Dealer losses grow 476 percent

SIOUX FALLS, S.D. – Spader Business Management-tracked dealers struggled through a difficult first four months of the year, posting a 476.3 percent increase in net losses through April 2008, compared to the year before, according to Spader.

The training and consulting firm tracks North American boat dealers, both large and small, to compile an average profile, then compares year-over-year trends in a number of different categories.

Typically, September through January are low cash flow and, therefore, low profitability months. From 1997 through 2006, Spader dealers averaged more than $50,000 in net profit by April. Last year through April, the dealers posted nearly $20,000 in net profit. This year, tracked dealers averaged a $74,000 net loss for the first four months of the year.

New unit sales are off 31.0 percent for the first four months of the year compared to 2007 and used unit sales were down 22.2 percent compared to the same period of the previous year. However, one small bright spot was that dealer new unit inventories decreased 1.9 percent.

Total dealership sales were down 24.2 percent compared to the first four months of 2007. Earnings from all departments took a hit during the period, except other unit sales, which rose 30.3 percent to $255,000 for the average dealer.

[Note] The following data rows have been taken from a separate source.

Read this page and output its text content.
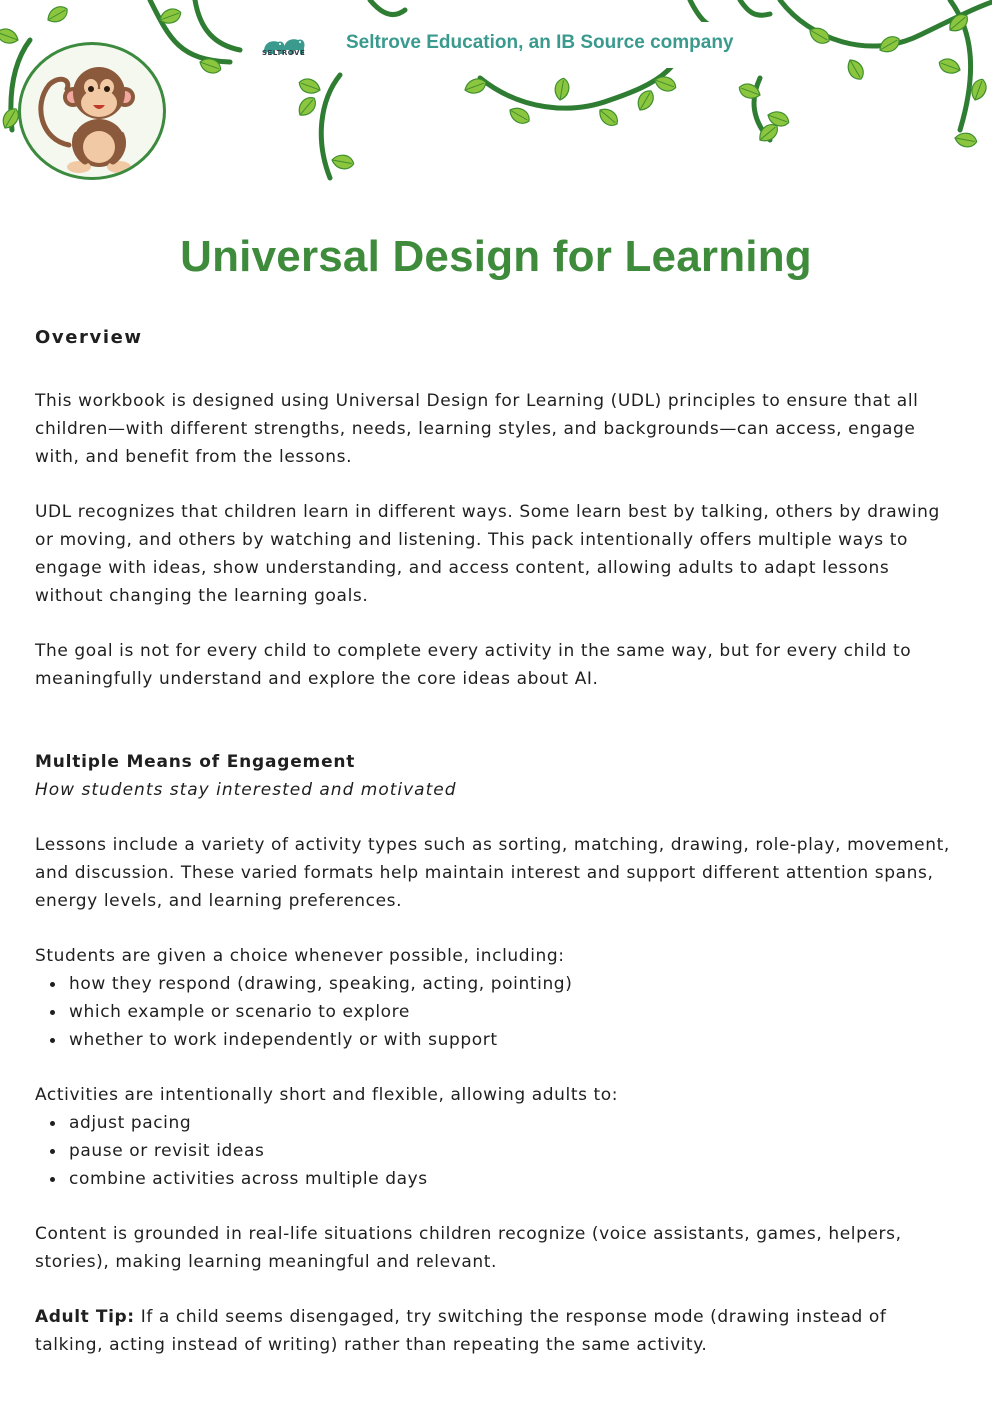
SELTROVE Seltrove Education, an IB Source company
Universal Design for Learning
Overview

This workbook is designed using Universal Design for Learning (UDL) principles to ensure that all children—with different strengths, needs, learning styles, and backgrounds—can access, engage with, and benefit from the lessons.

UDL recognizes that children learn in different ways. Some learn best by talking, others by drawing or moving, and others by watching and listening. This pack intentionally offers multiple ways to engage with ideas, show understanding, and access content, allowing adults to adapt lessons without changing the learning goals.

The goal is not for every child to complete every activity in the same way, but for every child to meaningfully understand and explore the core ideas about AI.

Multiple Means of Engagement
How students stay interested and motivated

Lessons include a variety of activity types such as sorting, matching, drawing, role-play, movement, and discussion. These varied formats help maintain interest and support different attention spans, energy levels, and learning preferences.

Students are given a choice whenever possible, including:

how they respond (drawing, speaking, acting, pointing)
which example or scenario to explore
whether to work independently or with support

Activities are intentionally short and flexible, allowing adults to:

adjust pacing
pause or revisit ideas
combine activities across multiple days

Content is grounded in real-life situations children recognize (voice assistants, games, helpers, stories), making learning meaningful and relevant.

Adult Tip: If a child seems disengaged, try switching the response mode (drawing instead of talking, acting instead of writing) rather than repeating the same activity.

New boat gross margin percentages were 0.6 percent below the 2007 gross margin percentages. Marina gross margin percentages were one bright spot, up 3.5 percent for the year through April. Gross margins in the F&I department saw the steepest decline, down 3.2 percent compared to the first four months of the previous year. The total dealership gross margin was nearly level with the total dealership gross margin percentage from a year ago.

Dealers are bringing spending in line with lower cash flow. The average marine dealer continued to report significantly lower spending in all expense categories. However, as a percentage of gross margin, spending is up 12.2 percent.